I recently stumbled across my earliest photograph: a black
& white snapshot I took with my Brownie box camera at the Macy’s Thanksgiving
Day Parade in 1960. I was 9 years old, going on 10, and I thought it turned out
pretty well. (Actually, I still think so. It’s sharp and clear, which is more
than I can say for some of the shots I get with my modern, high-tech camera.)
My grandmother lived on West 71st Street in Manhattan, so I slept in
her apartment the night before, so we could get up in time to walk to Central
Park West and watch the parade go by.
Here’s where it gets tricky: in the haze of my memory, I seem to recall shaking hands with Hopalong Cassidy (William Boyd, that is) as he rode by on his horse Topper. Did that actually happen or did I just imagine it? Boyd rode in a number of Macy’s parades over the years.

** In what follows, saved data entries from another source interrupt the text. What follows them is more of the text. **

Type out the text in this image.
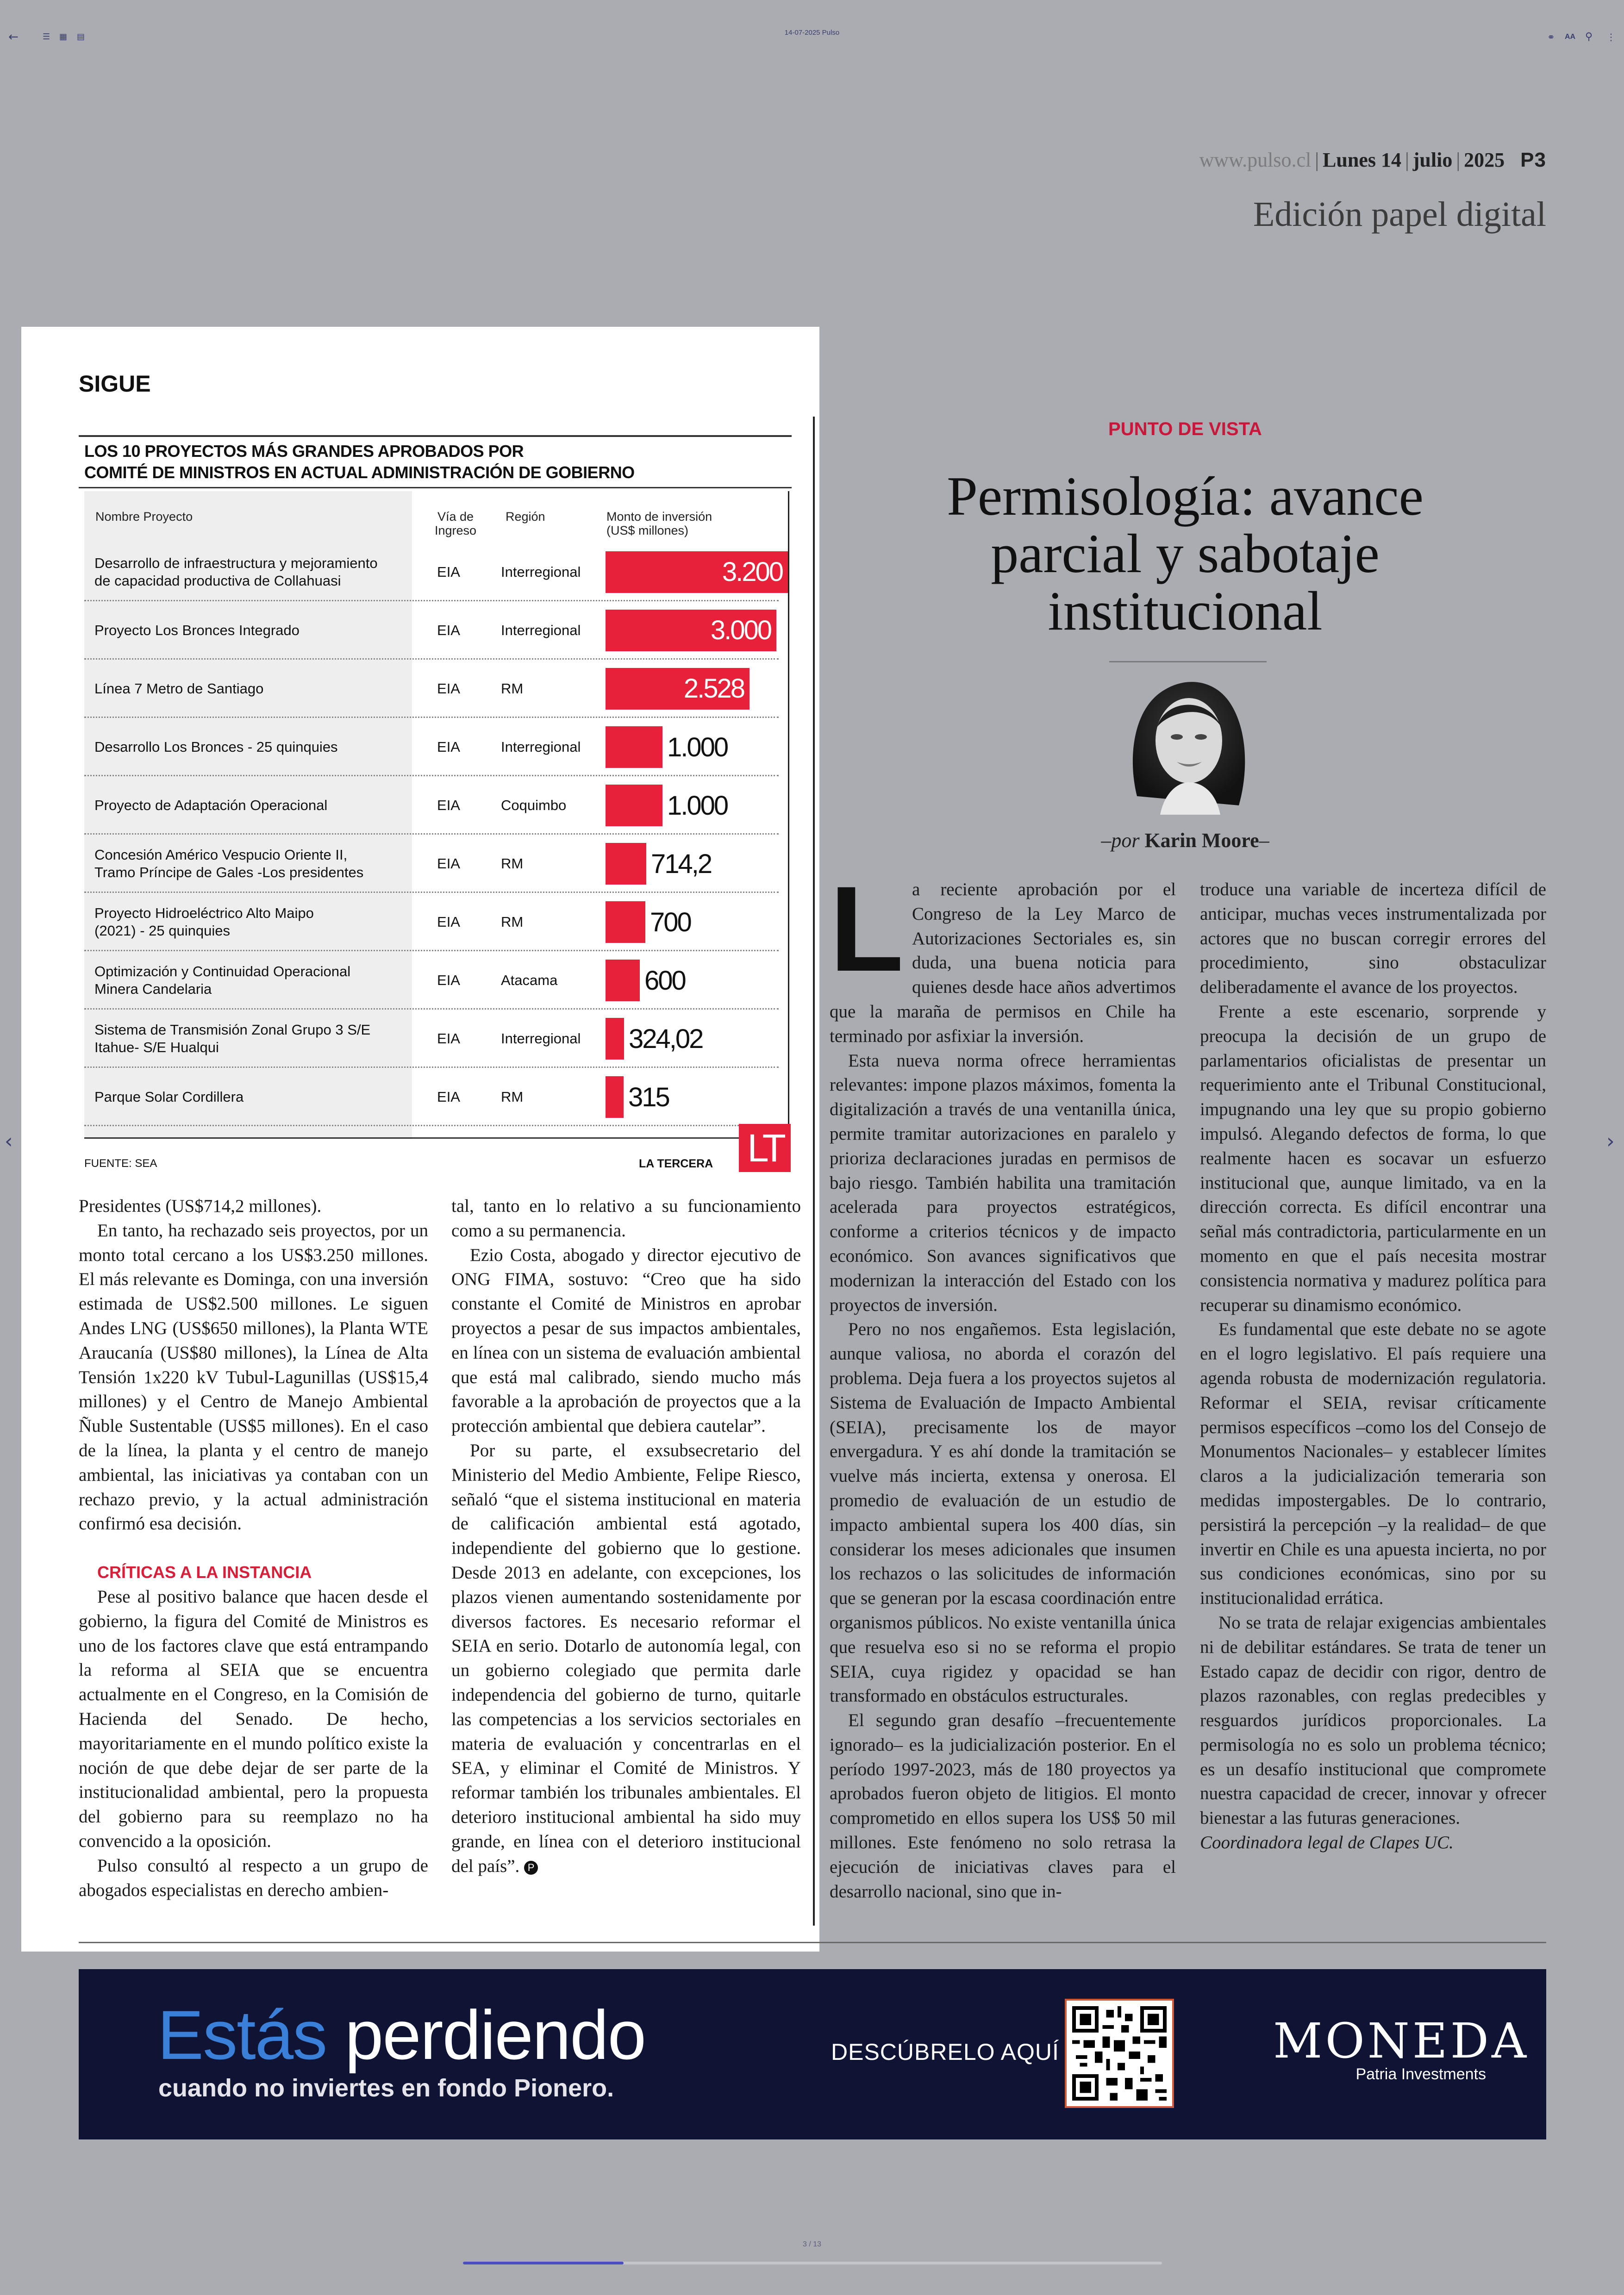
←	☰ ▦ ▤	14-07-2025 Pulso	⚭ AA ⚲ ⋮
‹	›
www.pulso.cl | Lunes 14 | julio | 2025 P3
Edición papel digital
SIGUE
LOS 10 PROYECTOS MÁS GRANDES APROBADOS POR
COMITÉ DE MINISTROS EN ACTUAL ADMINISTRACIÓN DE GOBIERNO
Nombre Proyecto	Vía de
Ingreso
Región	Monto de inversión
(US$ millones)
Desarrollo de infraestructura y mejoramiento
de capacidad productiva de Collahuasi
EIA	Interregional	3.200
Proyecto Los Bronces Integrado	EIA	Interregional	3.000
Línea 7 Metro de Santiago	EIA	RM	2.528
Desarrollo Los Bronces - 25 quinquies	EIA	Interregional	1.000
Proyecto de Adaptación Operacional	EIA	Coquimbo	1.000
Concesión Américo Vespucio Oriente II,
Tramo Príncipe de Gales -Los presidentes
EIA	RM	714,2
Proyecto Hidroeléctrico Alto Maipo
(2021) - 25 quinquies
EIA	RM	700
Optimización y Continuidad Operacional
Minera Candelaria
EIA	Atacama	600
Sistema de Transmisión Zonal Grupo 3 S/E
Itahue- S/E Hualqui
EIA	Interregional 324,02
Parque Solar Cordillera	EIA	RM	315
FUENTE: SEA	LA TERCERA LT

Presidentes (US$714,2 millones).

En tanto, ha rechazado seis proyectos, por un monto total cercano a los US$3.250 millones. El más relevante es Dominga, con una inversión estimada de US$2.500 millones. Le siguen Andes LNG (US$650 millones), la Planta WTE Araucanía (US$80 millones), la Línea de Alta Tensión 1x220 kV Tubul-Lagunillas (US$15,4 millones) y el Centro de Manejo Ambiental Ñuble Sustentable (US$5 millones). En el caso de la línea, la planta y el centro de manejo ambiental, las iniciativas ya contaban con un rechazo previo, y la actual administración confirmó esa decisión.

CRÍTICAS A LA INSTANCIA

Pese al positivo balance que hacen desde el gobierno, la figura del Comité de Ministros es uno de los factores clave que está entrampando la reforma al SEIA que se encuentra actualmente en el Congreso, en la Comisión de Hacienda del Senado. De hecho, mayoritariamente en el mundo político existe la noción de que debe dejar de ser parte de la institucionalidad ambiental, pero la propuesta del gobierno para su reemplazo no ha convencido a la oposición.

Pulso consultó al respecto a un grupo de abogados especialistas en derecho ambien-

tal, tanto en lo relativo a su funcionamiento como a su permanencia.

Ezio Costa, abogado y director ejecutivo de ONG FIMA, sostuvo: “Creo que ha sido constante el Comité de Ministros en aprobar proyectos a pesar de sus impactos ambientales, en línea con un sistema de evaluación ambiental que está mal calibrado, siendo mucho más favorable a la aprobación de proyectos que a la protección ambiental que debiera cautelar”.

Por su parte, el exsubsecretario del Ministerio del Medio Ambiente, Felipe Riesco, señaló “que el sistema institucional en materia de calificación ambiental está agotado, independiente del gobierno que lo gestione. Desde 2013 en adelante, con excepciones, los plazos vienen aumentando sostenidamente por diversos factores. Es necesario reformar el SEIA en serio. Dotarlo de autonomía legal, con un gobierno colegiado que permita darle independencia del gobierno de turno, quitarle las competencias a los servicios sectoriales en materia de evaluación y concentrarlas en el SEA, y eliminar el Comité de Ministros. Y reformar también los tribunales ambientales. El deterioro institucional ambiental ha sido muy grande, en línea con el deterioro institucional del país”. P

PUNTO DE VISTA
Permisología: avance
parcial y sabotaje
institucional
–por Karin Moore–

La reciente aprobación por el Congreso de la Ley Marco de Autorizaciones Sectoriales es, sin duda, una buena noticia para quienes desde hace años advertimos que la maraña de permisos en Chile ha terminado por asfixiar la inversión.

Esta nueva norma ofrece herramientas relevantes: impone plazos máximos, fomenta la digitalización a través de una ventanilla única, permite tramitar autorizaciones en paralelo y prioriza declaraciones juradas en permisos de bajo riesgo. También habilita una tramitación acelerada para proyectos estratégicos, conforme a criterios técnicos y de impacto económico. Son avances significativos que modernizan la interacción del Estado con los proyectos de inversión.

Pero no nos engañemos. Esta legislación, aunque valiosa, no aborda el corazón del problema. Deja fuera a los proyectos sujetos al Sistema de Evaluación de Impacto Ambiental (SEIA), precisamente los de mayor envergadura. Y es ahí donde la tramitación se vuelve más incierta, extensa y onerosa. El promedio de evaluación de un estudio de impacto ambiental supera los 400 días, sin considerar los meses adicionales que insumen los rechazos o las solicitudes de información que se generan por la escasa coordinación entre organismos públicos. No existe ventanilla única que resuelva eso si no se reforma el propio SEIA, cuya rigidez y opacidad se han transformado en obstáculos estructurales.

El segundo gran desafío –frecuentemente ignorado– es la judicialización posterior. En el período 1997-2023, más de 180 proyectos ya aprobados fueron objeto de litigios. El monto comprometido en ellos supera los US$ 50 mil millones. Este fenómeno no solo retrasa la ejecución de iniciativas claves para el desarrollo nacional, sino que in-

troduce una variable de incerteza difícil de anticipar, muchas veces instrumentalizada por actores que no buscan corregir errores del procedimiento, sino obstaculizar deliberadamente el avance de los proyectos.

Frente a este escenario, sorprende y preocupa la decisión de un grupo de parlamentarios oficialistas de presentar un requerimiento ante el Tribunal Constitucional, impugnando una ley que su propio gobierno impulsó. Alegando defectos de forma, lo que realmente hacen es socavar un esfuerzo institucional que, aunque limitado, va en la dirección correcta. Es difícil encontrar una señal más contradictoria, particularmente en un momento en que el país necesita mostrar consistencia normativa y madurez política para recuperar su dinamismo económico.

Es fundamental que este debate no se agote en el logro legislativo. El país requiere una agenda robusta de modernización regulatoria. Reformar el SEIA, revisar críticamente permisos específicos –como los del Consejo de Monumentos Nacionales– y establecer límites claros a la judicialización temeraria son medidas impostergables. De lo contrario, persistirá la percepción –y la realidad– de que invertir en Chile es una apuesta incierta, no por sus condiciones económicas, sino por su institucionalidad errática.

No se trata de relajar exigencias ambientales ni de debilitar estándares. Se trata de tener un Estado capaz de decidir con rigor, dentro de plazos razonables, con reglas predecibles y resguardos jurídicos proporcionales. La permisología no es solo un problema técnico; es un desafío institucional que compromete nuestra capacidad de crecer, innovar y ofrecer bienestar a las futuras generaciones.

Coordinadora legal de Clapes UC.

Estás perdiendo
cuando no inviertes en fondo Pionero.
DESCÚBRELO AQUÍ	MONEDA
Patria Investments
3 / 13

Decades later, my wife and I moved to the Upper West Side of Manhattan but we were too lazy to stroll to Central Park West and fight the crowds; preferring to watch the event on television.
The last year we lived there, however, we finally did what friends of ours had encouraged us to do all along: the night before Thanksgiving we went to 77th Street, alongside the Museum of Natural History, to take in the spectacle of the giant balloons being inflated. This process takes many hours, so they have to be lined up in exact order, and seeing them s-l-o-w-l-y come to life is an eye-filling experience. I was especially pleased to see Bullwinkle on display. That was 32 years ago.
Popeye, I’m sorry to say, is long gone from the Macy’s lineup, but I cherish my old black & white snapshot. And if I didn’t really get to meet Hoppy, I’m content to dream about it as if it really did occur.